Há “fortes indícios” de que Amaurivaldo Cardoso Barra, irmão do deputado federal Éder Mauro, está envolvido na bilionária fraude de seguros-defeso, que levou à operação Tarrafa, da Polícia Federal, no último dia 17. As irregularidades envolveriam, também, outros 4 servidores da Superintendência do Ministério da Agricultura, Pecuária e Abastecimento (Mapa) no estado do Pará. Desses 5 servidores, todos afastados de suas funções por ordem judicial, Amaurivaldo foi o que mais assinou despachos finais com indícios de fraude, concedendo registros e reinscrições de pescadores: 1.708.

Além disso, pesa sobre ele também a suspeita de que usou o seu cargo público para “fins políticos”. Pior: quando se investiga o passado de Amaurivaldo, não se consegue identificar o critério que o guindou a cargos tão elevados na Superintendência do Mapa. A não ser, é claro, o fato de ser irmão de Éder Mauro.

O DIÁRIO teve acesso a documentos da mega investigação da PF, que culminou na operação Tarrafa. Os indícios apontam para uma fraude superior a R$ 1,5 bilhão nos seguros-defeso, que são os benefícios pagos a pescadores artesanais profissionais (um salário mínimo mensal), durante o período de reprodução das espécies pesqueiras, quando estão impedidos de trabalhar. A organização criminosa responsável por esses crimes contaria com a participação de servidores públicos, hackers, associações de pescadores, lideranças políticas, empresários e empresas de fachada, para a lavagem de dinheiro.

Os primeiros indícios de irregularidades foram detectados em 2020, no Pará, onde também ocorreu a maior quantidade de fraudes (38%). Mas, apesar dos fortes vínculos com o Pará, a quadrilha também estendeu tentáculos por mais 11 estados. E conseguiu gerar 436 mil pedidos fraudulentos de seguros-defeso, em 1.340 municípios, o que levou a esse R$ 1,5 bilhão de pagamentos indevidos.

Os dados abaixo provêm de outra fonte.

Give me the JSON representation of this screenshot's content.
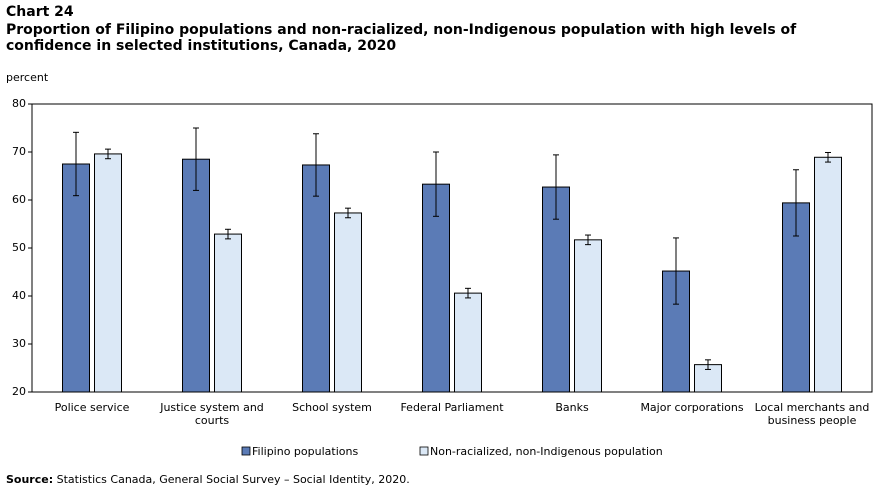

Confira alguns trechos da decisão da Justiça Federal
📷 Confira alguns trechos da decisão da Justiça Federal |Divulgação

ROBÔS

Para a inserção de dados falsos nos sistemas informáticos do Ministério do Trabalho e do INSS, a quadrilha usou mais de 100 Certificados Digitais de Identificação fraudulentos, emitidos em nome de servidores públicos, além de “robôs” que aceleravam a realização dos cadastros. Na Tarrafa, foram cumpridos 180 mandados judiciais de busca e apreensão, e 35 de prisão preventiva, em 12 estados, incluindo Pará, São Paulo, Minas Gerais e Rio Grande do Sul. Segundo a PF, 42 servidores públicos fariam parte da quadrilha, incluindo os 5 da Superintendência do MAPA, que foram afastados de suas antigas funções, ainda no dia 17, por determinação do juiz Rubens Rollo D’Oliveira, da 3ª Vara da Justiça Federal no Pará.

Decisão judicial cita desvio “para atingir fins criminosos”

No último dia 21, o Diário Oficial da União (DOU) publicou as portarias de exoneração (demissão) de dois desses 5 servidores, ambas datadas de 18 de março, o dia seguinte à Tarrafa. Amaurivaldo foi exonerado da chefia da Divisão de Desenvolvimento, Registro e Monitoramento da Aquicultura e Pesca daquela Superintendência. O outro exonerado foi Chrystian Cruz Vilhena, que era chefe do Serviço de Aquicultura e Pesca, na Divisão comandada por Amaurivaldo. A portaria de exoneração de Amaurivaldo tem o número 554; a de Chrystian, o número 555. Ambas mencionam como motivo da exoneração “o que consta no Processo SEI 21000.024020/2022-60”. O DIÁRIO tentou obter informações sobre esse processo, junto à Secretaria Executiva do Mapa, em Brasília, mas o mesmo se encontra sob sigilo. Também ainda não se sabe se os dois foram colocados para fora, definitivamente, daquele ministério, ou se serão nomeados para outros cargos.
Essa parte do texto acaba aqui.